Ring O' Roses (the original title) has been a doggerel in many forms over the past 3-&-1/2 Centuries. It was indeed a childrens chant in the early 18th Century and referred to the Plague. However, the popular notion of it being the "Black Plague" is erroneous. It is actually a combination of two plagues evident in the 17th Century. The Black Death (Bubonic Plague) was accompanied by an even more insidious disease - The Pneumonic Plague - most Bubonic victims also got the latter as their bodily defences crumbled and then it was a race to see which version would carry off the sufferer first.

The "Roses" were the circular rash marks which preceded the 'Buboes' for which the Bubonic Plague was named.
The "Posies" were the bunches of herbs physicians carried to ward off the disease (it was believed that disease was spread by smell and that a 'posy' consisting of Thyme, Sage, Lavender and Rosemary would protect the 'good doctor' from contracting the malady from his patients
The "Atishoo" (sneezing, obviously) was a reference to the chest infections - frequently the announced arrival of the 'companionable' Pneumonic sidekick - which beset the victim in the plague's middle and lattter stages.
"We All Fall Down" referred to the death of the victim. It was done "as a group" because that is how the disease progressed - killing entire streets / "suburbs" / villages at a time.

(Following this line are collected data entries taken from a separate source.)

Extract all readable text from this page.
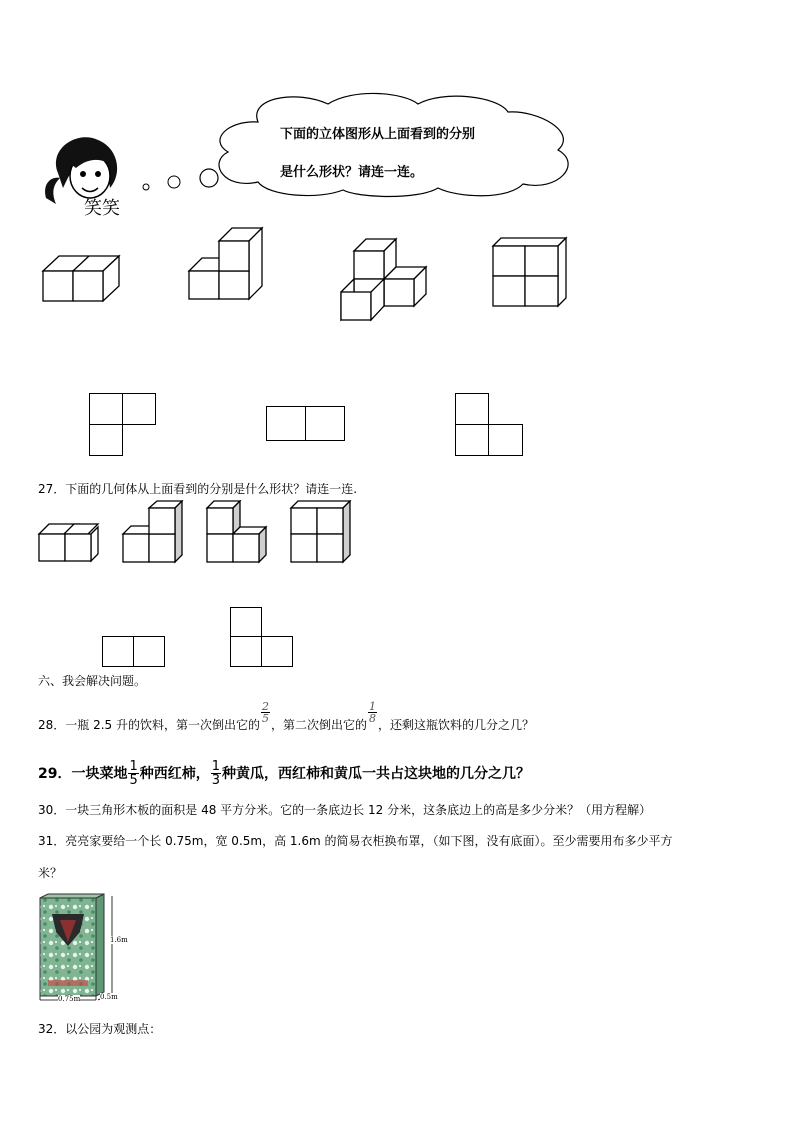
笑笑
下面的立体图形从上面看到的分别
是什么形状？请连一连。
27．下面的几何体从上面看到的分别是什么形状？请连一连.
六、我会解决问题。
28．一瓶 2.5 升的饮料，第一次倒出它的
$\frac{2}{5}$
，第二次倒出它的
$\frac{1}{8}$
，还剩这瓶饮料的几分之几？
29．一块菜地 $\frac{1}{5}$ 种西红柿， $\frac{1}{3}$ 种黄瓜，西红柿和黄瓜一共占这块地的几分之几？
30．一块三角形木板的面积是 48 平方分米。它的一条底边长 12 分米，这条底边上的高是多少分米？（用方程解）
31．亮亮家要给一个长 0.75m，宽 0.5m，高 1.6m 的简易衣柜换布罩，（如下图，没有底面）。至少需要用布多少平方
米？
1.6m
0.75m	0.5m
32．以公园为观测点：
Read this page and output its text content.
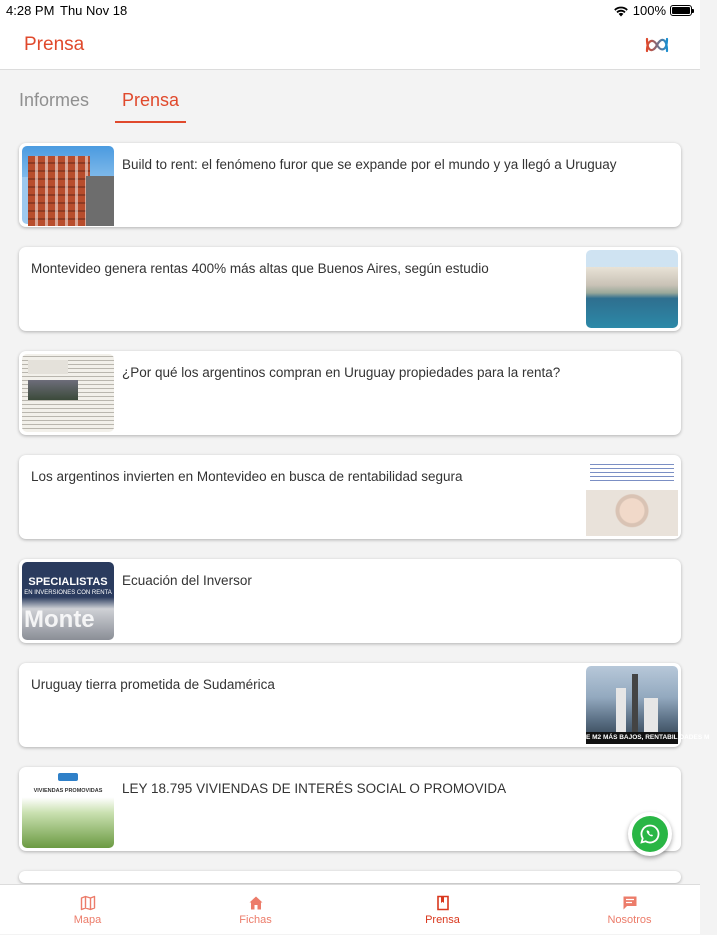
4:28 PM Thu Nov 18	100%
Prensa
Informes	Prensa
Build to rent: el fenómeno furor que se expande por el mundo y ya llegó a Uruguay
Montevideo genera rentas 400% más altas que Buenos Aires, según estudio
¿Por qué los argentinos compran en Uruguay propiedades para la renta?
Los argentinos invierten en Montevideo en busca de rentabilidad segura
SPECIALISTAS
EN INVERSIONES CON RENTA
Monte
Ecuación del Inversor
Uruguay tierra prometida de Sudamérica
E M2 MÁS BAJOS, RENTABILIDADES M
VIVIENDAS PROMOVIDAS	LEY 18.795 VIVIENDAS DE INTERÉS SOCIAL O PROMOVIDA
Mapa	Fichas	Prensa	Nosotros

The "Ashes, Ashes" reference to the second-last line was an American corruption of the English original and was recorded as such by "Mother Goose" Other cultures have their own versions - I know the French certainly do as my wife is French and her mother has chanted her "Southern French" version a few times in response to occasional conversations. As a (basically) peasant from the Provence region she is the inheritor of a rich oral history / folkloric tradition. Her interpretation is that the French version of this rhyme has come down to her over literally hundreds of years. (The South of France was also hit heavily - despite it "ruralness" - by both plagues; predominantly thanks to its unenviable (in this case) to the major fishing and trading ports of Marseille, Sete and (the only very slightly inland) Montpellier.


Go Rana - I still think you are correct

04 May 05 - 11:59 AM (#1477932)
Subject: RE: Lyr Req: Ring-a-ring-of-roses
From: Malcolm Douglas

It's one of those modern myths that will never go away, however often it's pointed out that there's no evidence to support it. Probably everything that can be said on that aspect has already been said in the various past discussions here (see list above).

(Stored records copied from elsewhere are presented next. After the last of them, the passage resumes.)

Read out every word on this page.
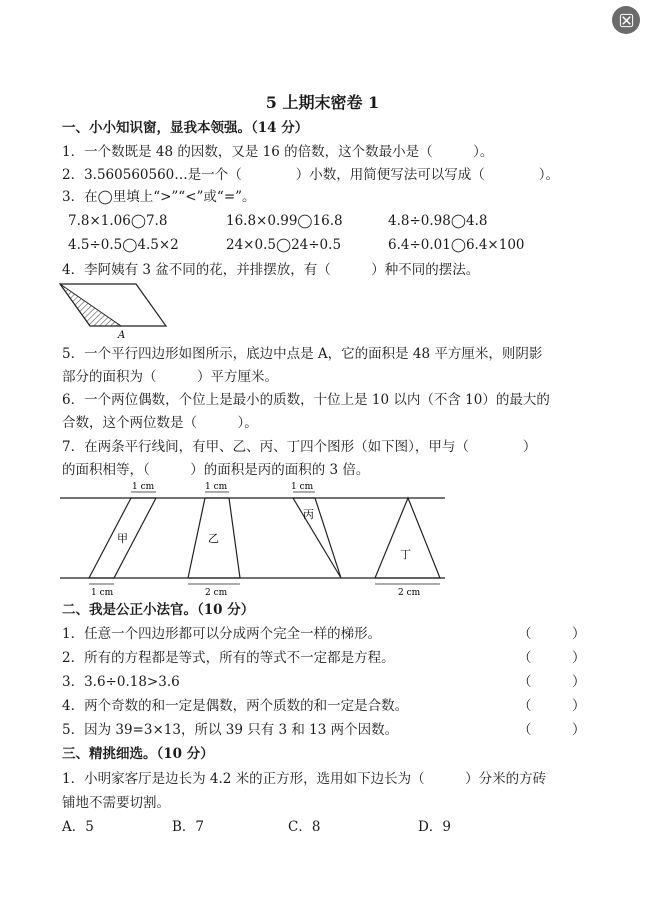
5 上期末密卷 1
一、小小知识窗，显我本领强。（14 分）
1．一个数既是 48 的因数，又是 16 的倍数，这个数最小是（　　　）。
2．3.560560560…是一个（　　　　）小数，用简便写法可以写成（　　　　）。
3．在◯里填上“>”“<”或“=”。
7.8×1.06◯7.8	16.8×0.99◯16.8	4.8÷0.98◯4.8
4.5÷0.5◯4.5×2	24×0.5◯24÷0.5	6.4÷0.01◯6.4×100
4．李阿姨有 3 盆不同的花，并排摆放，有（　　　）种不同的摆法。
A
5．一个平行四边形如图所示，底边中点是 A，它的面积是 48 平方厘米，则阴影
部分的面积为（　　　）平方厘米。
6．一个两位偶数，个位上是最小的质数，十位上是 10 以内（不含 10）的最大的
合数，这个两位数是（　　　）。
7．在两条平行线间，有甲、乙、丙、丁四个图形（如下图），甲与（　　　　）
的面积相等，（　　　）的面积是丙的面积的 3 倍。
1 cm	1 cm	1 cm
1 cm	2 cm	2 cm
甲	乙
丙
丁
二、我是公正小法官。（10 分）
1．任意一个四边形都可以分成两个完全一样的梯形。	（　　　）
2．所有的方程都是等式，所有的等式不一定都是方程。	（　　　）
3．3.6÷0.18>3.6	（　　　）
4．两个奇数的和一定是偶数，两个质数的和一定是合数。	（　　　）
5．因为 39=3×13，所以 39 只有 3 和 13 两个因数。	（　　　）
三、精挑细选。（10 分）
1．小明家客厅是边长为 4.2 米的正方形，选用如下边长为（　　　）分米的方砖
铺地不需要切割。
A．5	B．7	C．8	D．9
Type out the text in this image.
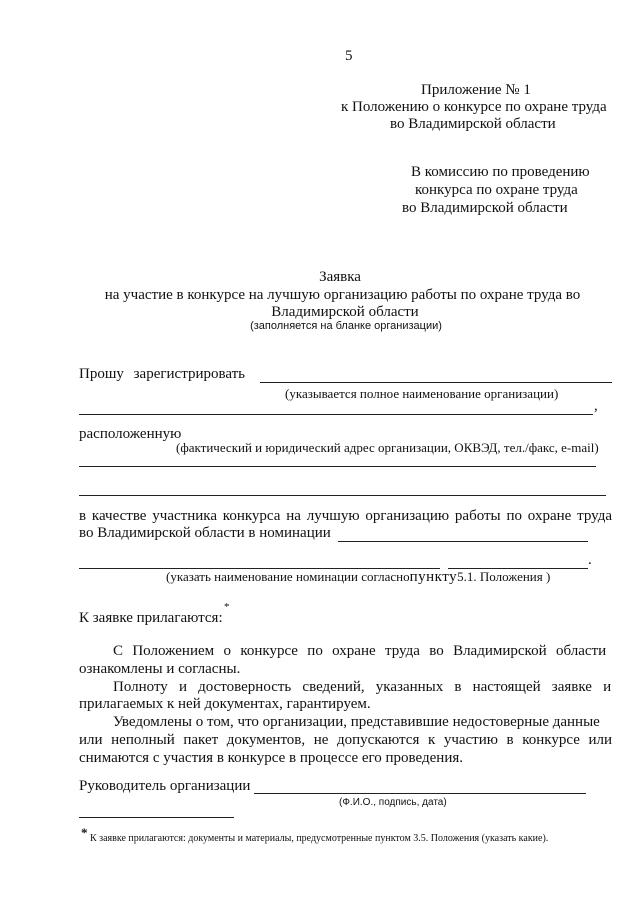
5
Приложение № 1
к Положению о конкурсе по охране труда
во Владимирской области
В комиссию по проведению
конкурса по охране труда
во Владимирской области
Заявка
на участие в конкурсе на лучшую организацию работы по охране труда во
Владимирской области
(заполняется на бланке организации)
Прошу зарегистрировать
(указывается полное наименование организации)
,
расположенную
(фактический и юридический адрес организации, ОКВЭД, тел./факс, e-mail)
в качестве участника конкурса на лучшую организацию работы по охране труда
во Владимирской области в номинации
.
(указать наименование номинации согласнопункту5.1. Положения )
К заявке прилагаются:
*
С Положением о конкурсе по охране труда во Владимирской области
ознакомлены и согласны.
Полноту и достоверность сведений, указанных в настоящей заявке и
прилагаемых к ней документах, гарантируем.
Уведомлены о том, что организации, представившие недостоверные данные
или неполный пакет документов, не допускаются к участию в конкурсе или
снимаются с участия в конкурсе в процессе его проведения.
Руководитель организации
(Ф.И.О., подпись, дата)
* К заявке прилагаются: документы и материалы, предусмотренные пунктом 3.5. Положения (указать какие).
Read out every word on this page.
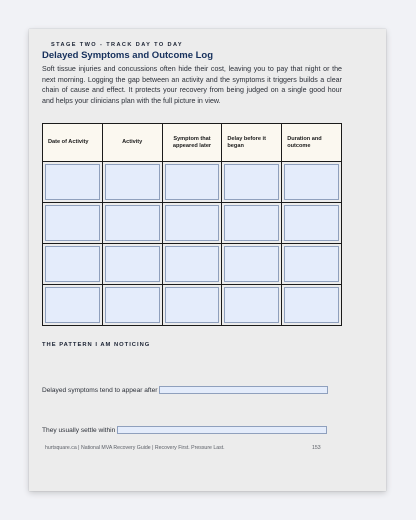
STAGE TWO - TRACK DAY TO DAY
Delayed Symptoms and Outcome Log

Soft tissue injuries and concussions often hide their cost, leaving you to pay that night or the next morning. Logging the gap between an activity and the symptoms it triggers builds a clear chain of cause and effect. It protects your recovery from being judged on a single good hour and helps your clinicians plan with the full picture in view.

Date of Activity	Activity	Symptom that appeared later	Delay before it began	Duration and outcome

THE PATTERN I AM NOTICING
Delayed symptoms tend to appear after
They usually settle within
hurtsquare.ca | National MVA Recovery Guide | Recovery First. Pressure Last.	153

It would be interesting to see the French analogue you mention. Would you be able to post it here?

04 May 05 - 03:57 PM (#1478127)
Subject: RE: Lyr Req: Ring-a-ring-of-roses
From: Little Robyn

Bernard, your version from Bolton, Lancashire is exactly the way I've heard it here in New Zealand - both in Wellington and in Hawke's Bay.

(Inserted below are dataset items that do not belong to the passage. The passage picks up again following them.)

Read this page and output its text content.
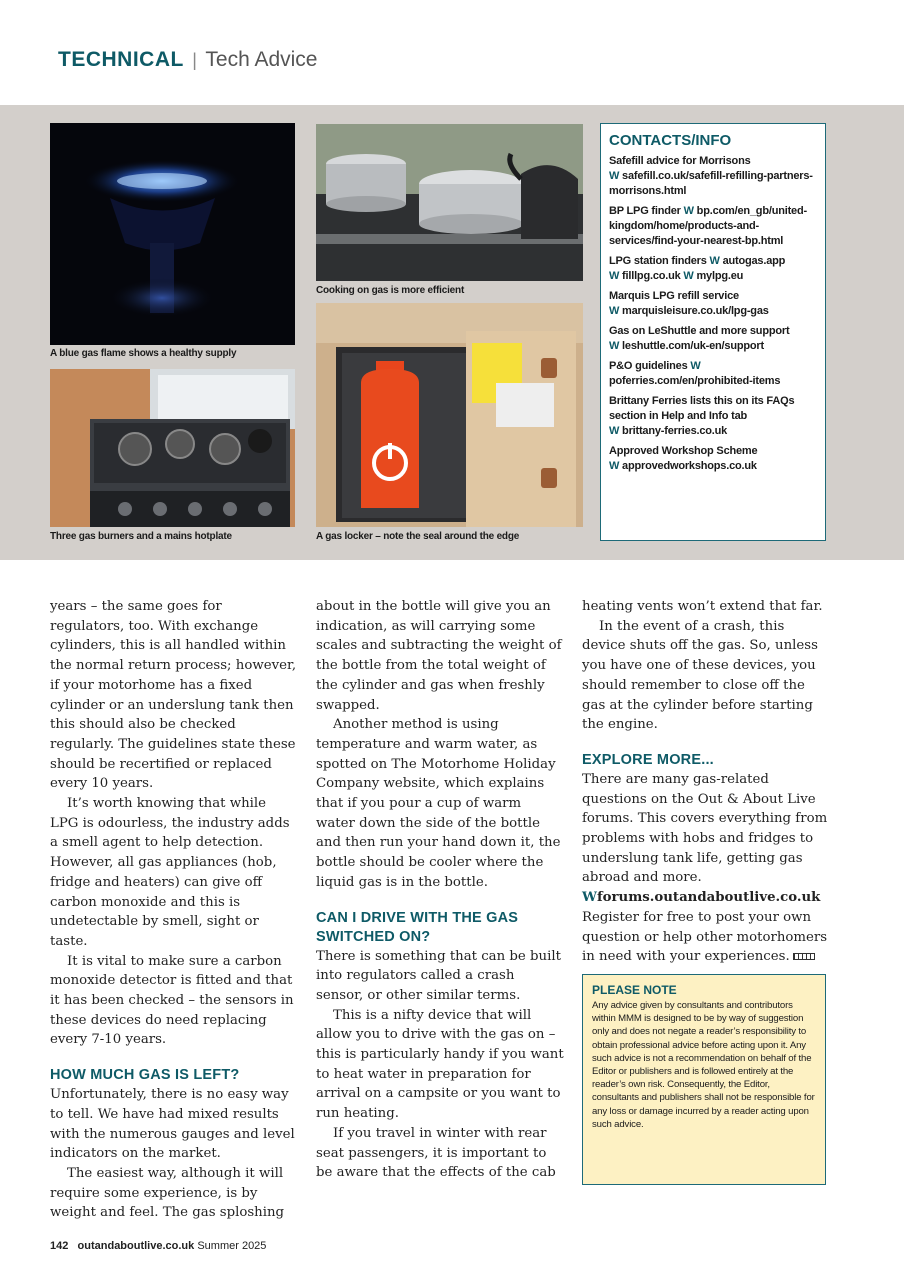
TECHNICAL | Tech Advice
A blue gas flame shows a healthy supply
Three gas burners and a mains hotplate
Cooking on gas is more efficient
A gas locker – note the seal around the edge
CONTACTS/INFO
Safefill advice for Morrisons
W safefill.co.uk/safefill-refilling-partners-morrisons.html
BP LPG finder W bp.com/en_gb/united-kingdom/home/products-and-services/find-your-nearest-bp.html
LPG station finders W autogas.app
W filllpg.co.uk W mylpg.eu
Marquis LPG refill service
W marquisleisure.co.uk/lpg-gas
Gas on LeShuttle and more support
W leshuttle.com/uk-en/support
P&O guidelines W poferries.com/en/prohibited-items
Brittany Ferries lists this on its FAQs section in Help and Info tab
W brittany-ferries.co.uk
Approved Workshop Scheme
W approvedworkshops.co.uk

years – the same goes for regulators, too. With exchange cylinders, this is all handled within the normal return process; however, if your motorhome has a fixed cylinder or an underslung tank then this should also be checked regularly. The guidelines state these should be recertified or replaced every 10 years.

It’s worth knowing that while LPG is odourless, the industry adds a smell agent to help detection. However, all gas appliances (hob, fridge and heaters) can give off carbon monoxide and this is undetectable by smell, sight or taste.

It is vital to make sure a carbon monoxide detector is fitted and that it has been checked – the sensors in these devices do need replacing every 7-10 years.

HOW MUCH GAS IS LEFT?

Unfortunately, there is no easy way to tell. We have had mixed results with the numerous gauges and level indicators on the market.

The easiest way, although it will require some experience, is by weight and feel. The gas sploshing

about in the bottle will give you an indication, as will carrying some scales and subtracting the weight of the bottle from the total weight of the cylinder and gas when freshly swapped.

Another method is using temperature and warm water, as spotted on The Motorhome Holiday Company website, which explains that if you pour a cup of warm water down the side of the bottle and then run your hand down it, the bottle should be cooler where the liquid gas is in the bottle.

CAN I DRIVE WITH THE GAS SWITCHED ON?

There is something that can be built into regulators called a crash sensor, or other similar terms.

This is a nifty device that will allow you to drive with the gas on – this is particularly handy if you want to heat water in preparation for arrival on a campsite or you want to run heating.

If you travel in winter with rear seat passengers, it is important to be aware that the effects of the cab

heating vents won’t extend that far.

In the event of a crash, this device shuts off the gas. So, unless you have one of these devices, you should remember to close off the gas at the cylinder before starting the engine.

EXPLORE MORE...

There are many gas-related questions on the Out & About Live forums. This covers everything from problems with hobs and fridges to underslung tank life, getting gas abroad and more.

Wforums.outandaboutlive.co.uk

Register for free to post your own question or help other motorhomers in need with your experiences.

PLEASE NOTE
Any advice given by consultants and contributors within MMM is designed to be by way of suggestion only and does not negate a reader’s responsibility to obtain professional advice before acting upon it. Any such advice is not a recommendation on behalf of the Editor or publishers and is followed entirely at the reader’s own risk. Consequently, the Editor, consultants and publishers shall not be responsible for any loss or damage incurred by a reader acting upon such advice.
142 outandaboutlive.co.uk Summer 2025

19 Dec 08 - 06:31 PM (#2520198)
Subject: RE: Lyr Req: Ring-a-ring-of-roses

We said it:

Ring around the rosie
A pocket full of posies
Hush-a, hush-a
We all fall down!

08 Apr 10 - 09:31 AM (#2882085)
Subject: RE: Lyr Req: Ring-a-ring-of-roses
From: GUEST,Allen

I'm from California. I was born in 1986 and was looked after in part by an English lady from Manchester. I can't remember for sure but I believe she taught me the rhyme as well as the game.

Ring around the rosey
Pockets full of posies
Ashes to ashes
We all fall down...

It was played in a circle holding hands. The last person to sit or lie down on "DEAD" was out. You were also out if you went down on "down". The last person left won.